俺とナギは目を逸らしてそっぽを向いた。その後、店中で騒いでいる二人組がいるとして、二人は注意を受けるのだった。


イズモさん達が注意を受けた後、俺はイズモさん達と相席をすることにした。無視したお詫びというのもあるし、何故ガルムさんとあんなに大声で話していたのか気になったからだ。

「……先程は、ご迷惑をおかけしました」 

「大丈夫だって。無視した俺も悪いし、イズモさんが謝ることないだろ?」

俺は目の前で頭を下げるイズモさんにそう言うと、イズモさんの隣に座るガルムさんを見る。……なんでこの人、会うたびに暗い顔をしているんだろうか。もしかしたらいろいろと気苦労が多いのかもしれない。

「……そちらの方は、はじめましてですね」

「僕は川崎ナギだよ〜。よろしくね〜」

「イズモと申します。よろしくお願いします、ナギさん」

ナギと朗らかに挨拶を交わすイズモさん。……例のごとく猫被りをしているナギを横目で見ると、本当にさっきまでのナギと同一人物なのかと疑ってしまいそうであった。

「……ガルムだ。よろしく頼む、ナギ」

「よろしく〜」 

と、それまで口を閉じていたガルムさんが、ナギに挨拶をする。未だガルムさんの表情は暗かったが、少しは元気を取り戻したようだ。
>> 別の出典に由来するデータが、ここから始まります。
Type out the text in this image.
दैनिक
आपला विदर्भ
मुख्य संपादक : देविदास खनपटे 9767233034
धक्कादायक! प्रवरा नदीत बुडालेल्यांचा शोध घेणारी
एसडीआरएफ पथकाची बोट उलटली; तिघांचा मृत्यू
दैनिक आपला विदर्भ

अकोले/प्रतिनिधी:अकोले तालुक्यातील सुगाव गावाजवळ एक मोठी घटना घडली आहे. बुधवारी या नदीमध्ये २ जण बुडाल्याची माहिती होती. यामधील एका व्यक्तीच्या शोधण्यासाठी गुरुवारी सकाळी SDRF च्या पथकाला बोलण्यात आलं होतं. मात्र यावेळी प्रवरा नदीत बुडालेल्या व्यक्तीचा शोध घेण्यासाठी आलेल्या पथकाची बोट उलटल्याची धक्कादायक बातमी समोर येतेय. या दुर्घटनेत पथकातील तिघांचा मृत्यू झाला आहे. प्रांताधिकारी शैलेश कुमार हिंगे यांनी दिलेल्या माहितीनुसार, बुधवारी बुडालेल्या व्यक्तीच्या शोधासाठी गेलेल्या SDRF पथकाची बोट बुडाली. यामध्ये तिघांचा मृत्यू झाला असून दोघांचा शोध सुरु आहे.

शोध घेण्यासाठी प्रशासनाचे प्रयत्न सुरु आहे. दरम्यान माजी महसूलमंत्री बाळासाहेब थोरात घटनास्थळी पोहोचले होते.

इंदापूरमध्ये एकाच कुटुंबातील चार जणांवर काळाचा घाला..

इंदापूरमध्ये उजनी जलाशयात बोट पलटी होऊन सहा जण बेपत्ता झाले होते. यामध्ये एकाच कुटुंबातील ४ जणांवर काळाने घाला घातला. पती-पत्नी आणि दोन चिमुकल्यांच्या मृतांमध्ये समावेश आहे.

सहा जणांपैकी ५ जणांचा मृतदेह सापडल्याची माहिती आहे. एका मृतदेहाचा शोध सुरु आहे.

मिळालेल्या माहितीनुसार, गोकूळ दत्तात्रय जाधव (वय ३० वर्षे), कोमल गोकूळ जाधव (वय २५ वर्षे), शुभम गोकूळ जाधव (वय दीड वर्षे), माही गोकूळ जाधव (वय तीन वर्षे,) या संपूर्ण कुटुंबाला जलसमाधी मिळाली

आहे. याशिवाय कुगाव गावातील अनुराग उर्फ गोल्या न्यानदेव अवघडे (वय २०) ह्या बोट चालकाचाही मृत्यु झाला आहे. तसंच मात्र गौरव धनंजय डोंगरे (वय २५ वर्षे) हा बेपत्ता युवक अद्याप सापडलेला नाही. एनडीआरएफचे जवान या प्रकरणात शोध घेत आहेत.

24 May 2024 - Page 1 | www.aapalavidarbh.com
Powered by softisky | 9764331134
「ガルムさん、さっきはどうしたんですか?いつもより焦ってたし、余裕もなさそうでしたし……」

「……そう見えたか?」

「はい、めちゃくちゃ焦ってるように見えましたよ。……もしかして何か悩みとかあったりします?」

「……その通りだ。俺は今、とても悩んでいる」

ストレートに聞いてみると、ガルムさんはあっさりとそんな事を打ち明けた。……ガルムさんに悩みか……十中八九アオイさんが絡んでそうだな。割とマジで。そう思うと、聞きたくなくなってきたな。……そんな事を考えていると、隣に座るナギが身を乗り出した。

「その悩み、僕に話してみませんか〜?」

「え……?」

首を傾げるガルムさん。対してナギはニコニコと笑みを浮かべながら、話を続ける。

「実は僕、人助けをするのが趣味で〜……よくいろんな人の悩みを解決したりしているんです〜。もしかしたら、ガルムさんのお悩みも解決出来るかもしれません〜」

「本当か!?」

ナギの言葉に、今度はガルムさんが身を乗り出した。ガルムさんは声を荒らげてしまった事を自覚したのか、コホン、と咳払いをする。俺はこっそりとナギに耳打ちをした。

「……なぁ、お前そんな事してたっけ」

「今でっち上げた嘘だ。こんな大の大人が必死になるくらいの悩みなんて、面白そうだし聞きたいに決まってるだろ?」

「お前、やっぱいろんな意味でやばいな」

「そういうてめぇはつまんねぇな。もっと欲望のままに生きてみろよ?」

こいつ……いやもういいや。話が進まない。

「ナギ?どうしたんだ、ユウとひそひそと……」

「なんでもないで〜す。それより、悩みを話してくださいませんか〜?後悔はさせませんので〜」

「あ、ああ……それなら……」

ガルムさんはまた咳払いをして、自分の席に身体を戻した。そして真剣な表情になり、その悩みを吐露した。